Kami semua langsung menyantap aneka hidangan sedap tersebut. Sungguh lezat, semua terasa tepat dengan situasi perbukitan Menoreh yang dingin.
"Bersyukur, banyak tokoh penting pernah mampir ke Kedai ini. Nak mas Agung Sedayu, Nak mas Untara, Ki Tanu Metir, Ki Tambak Wedi, Ki Sumangkar pernah duduk di tempat ini. Bahkan anak-anak muda kampus, seperti Glagah Putih, Sidanti dan Swandaru Geni, sering datang ke sini", ujar Ki Gede Menoreh.
“Apakah Pandan Wangi ada di rumah, Ki Gede?” tanya Ki Demang Gambiran. Pandan Wangi adalah putri Ki Gede.
“Benar Ki Demang, ia sedang di rumah. Beberapa waktu lalu Sekar Mirah, dan Rara Wulan, adik kandung Ki Teja Prabawa, mampir ke sini”, jawab Ki Gede.
Tidak terasa, semua jajanan sudah kami habiskan. Kopi Menoreh yang sangat lezat sudah kami nikmati, disertai obrolan yang menyenangkan
"Hampir fajar", desis Ki Gede Menoreh tiba-tiba.

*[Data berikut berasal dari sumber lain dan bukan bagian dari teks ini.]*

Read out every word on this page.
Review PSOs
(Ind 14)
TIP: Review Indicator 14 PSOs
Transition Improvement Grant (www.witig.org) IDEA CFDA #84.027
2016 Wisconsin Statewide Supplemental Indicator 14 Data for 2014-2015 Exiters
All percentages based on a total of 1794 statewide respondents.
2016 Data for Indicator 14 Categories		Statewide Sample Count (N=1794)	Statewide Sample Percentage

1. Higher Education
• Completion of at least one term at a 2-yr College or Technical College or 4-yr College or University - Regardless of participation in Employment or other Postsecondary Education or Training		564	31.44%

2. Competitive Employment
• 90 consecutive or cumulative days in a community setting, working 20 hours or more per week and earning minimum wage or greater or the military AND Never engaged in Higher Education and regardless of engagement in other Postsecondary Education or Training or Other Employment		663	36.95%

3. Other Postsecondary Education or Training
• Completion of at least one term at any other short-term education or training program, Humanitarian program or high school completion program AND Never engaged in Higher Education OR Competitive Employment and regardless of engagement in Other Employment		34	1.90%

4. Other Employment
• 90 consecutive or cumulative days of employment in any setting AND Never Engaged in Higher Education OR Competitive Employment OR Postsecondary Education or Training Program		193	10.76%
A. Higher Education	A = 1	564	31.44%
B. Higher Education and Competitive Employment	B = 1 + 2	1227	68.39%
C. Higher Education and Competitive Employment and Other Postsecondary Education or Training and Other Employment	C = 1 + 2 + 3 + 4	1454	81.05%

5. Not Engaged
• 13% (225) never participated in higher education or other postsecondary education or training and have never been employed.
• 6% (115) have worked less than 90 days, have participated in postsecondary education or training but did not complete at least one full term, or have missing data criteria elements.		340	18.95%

"Belum Ki Gede. Masih panjang. Sekarang baru masuk waktu shalat Duhur. Kami minta izin untuk menunaikan shalat", ujar saya.
Kami semua menunaikan shalat berjama'ah di pringgitan yang digunakan untuk mushalla, dipimpin Kiai Gembira Loka. Suasana sejuk perbukitan membawa kami kepada shalat yang khusyuk. Saya lihat Ki Gede Menoreh ikut menjalan ibadah shalat Duhur bersama kami.
Dialog imajiner di atas, adalah setting dalam serial kisah Api di Bukit Menoreh karya SH. Mintardja yang sangat melegenda. Inilah yang akan menjadi latar dalam buku Ngopi di Bukit Menoreh --yang sedang saya siapkan bersama tim.
Lelaki mengenakan iket dan baju sorjan yang saya sebut Ki Gede Menoreh itu adalah Pak Rohmat, pemilik Kedai Kopi di perbukitan Menoreh. Terlahir di Kulonprogo 25 Desember 1965 dari keluarga petani. Rohmat adalah nama yang disematkan oleh kedua orangtua kepada dirinya semenjak lahir. Namanya pendek, Rohmat, namun maknanya panjang.